What You’ll Learn
- Why worship doesn’t begin or end with the first or last song.
- How attempts to control worship can stifle the Spirit and the congregation.
- Why worship leaders can’t worship for others and how to help people participate instead of spectate.
- What it means to lead with your church rather than for your church.
When worship leaders step onto the platform each week, it’s easy to forget that worship was already happening before the first chord was struck, and will continue long after the final note fades. This piece from David Manner reminds leaders that worship is not something we start; it’s something we join. It’s the continual heartbeat of a people who love God and neighbor every hour of the week, not just during the Sunday setlist.
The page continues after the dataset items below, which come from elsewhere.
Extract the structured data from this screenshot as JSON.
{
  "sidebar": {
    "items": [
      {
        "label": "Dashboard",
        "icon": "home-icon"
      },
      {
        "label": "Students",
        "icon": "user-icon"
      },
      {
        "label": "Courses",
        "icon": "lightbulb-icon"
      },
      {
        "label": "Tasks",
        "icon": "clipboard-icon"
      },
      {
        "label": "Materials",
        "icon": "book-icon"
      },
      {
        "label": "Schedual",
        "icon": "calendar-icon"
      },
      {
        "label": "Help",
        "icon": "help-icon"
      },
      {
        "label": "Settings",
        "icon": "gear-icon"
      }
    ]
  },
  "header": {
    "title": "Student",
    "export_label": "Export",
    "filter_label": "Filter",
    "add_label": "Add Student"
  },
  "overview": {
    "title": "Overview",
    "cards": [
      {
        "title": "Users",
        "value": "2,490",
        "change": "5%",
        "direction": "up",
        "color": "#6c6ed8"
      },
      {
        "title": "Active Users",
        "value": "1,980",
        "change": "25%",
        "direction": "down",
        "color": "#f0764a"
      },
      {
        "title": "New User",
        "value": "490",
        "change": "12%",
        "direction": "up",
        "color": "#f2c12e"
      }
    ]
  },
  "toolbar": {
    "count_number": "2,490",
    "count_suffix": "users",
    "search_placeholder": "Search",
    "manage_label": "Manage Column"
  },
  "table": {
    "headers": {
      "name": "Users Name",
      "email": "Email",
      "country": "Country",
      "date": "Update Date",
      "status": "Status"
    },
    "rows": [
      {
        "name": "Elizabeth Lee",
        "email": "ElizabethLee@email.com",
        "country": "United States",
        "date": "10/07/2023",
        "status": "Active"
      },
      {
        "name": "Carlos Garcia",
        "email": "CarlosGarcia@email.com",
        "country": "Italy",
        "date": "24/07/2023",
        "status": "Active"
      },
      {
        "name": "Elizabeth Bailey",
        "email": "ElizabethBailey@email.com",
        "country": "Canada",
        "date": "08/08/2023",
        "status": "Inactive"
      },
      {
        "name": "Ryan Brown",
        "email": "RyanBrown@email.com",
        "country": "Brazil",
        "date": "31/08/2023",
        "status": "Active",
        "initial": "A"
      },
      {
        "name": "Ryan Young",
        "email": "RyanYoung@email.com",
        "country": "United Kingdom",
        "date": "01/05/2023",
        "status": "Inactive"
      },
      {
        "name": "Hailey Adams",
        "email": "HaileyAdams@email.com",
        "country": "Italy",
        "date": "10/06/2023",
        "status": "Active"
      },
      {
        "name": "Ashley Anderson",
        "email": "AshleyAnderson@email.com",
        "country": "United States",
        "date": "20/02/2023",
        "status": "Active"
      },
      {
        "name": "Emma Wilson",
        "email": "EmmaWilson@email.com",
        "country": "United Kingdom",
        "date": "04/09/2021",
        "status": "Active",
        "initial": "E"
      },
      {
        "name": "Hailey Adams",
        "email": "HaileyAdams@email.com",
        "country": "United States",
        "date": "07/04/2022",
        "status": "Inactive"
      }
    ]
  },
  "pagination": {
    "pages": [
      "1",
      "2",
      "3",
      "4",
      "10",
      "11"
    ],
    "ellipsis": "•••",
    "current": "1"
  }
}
Manner challenges the idea of control in worship. When leaders cling too tightly to structure, style, or perfection, they risk suffocating the Spirit’s movement and draining their own passion in the process. True worship leadership releases control, invites diversity, and trusts God to lead through the imperfections.
Finally, the article confronts a subtle but dangerous mindset: thinking we can worship for our congregation. Worship leaders are not proxies or intermediaries; they are fellow worshipers who help others encounter God for themselves. Leading worship is not doing something to or for the congregation. It’s doing something with them.
This is a call to humility and partnership and to remember that God doesn’t need our performance to meet His people, but He delights to use surrendered hearts to point the way.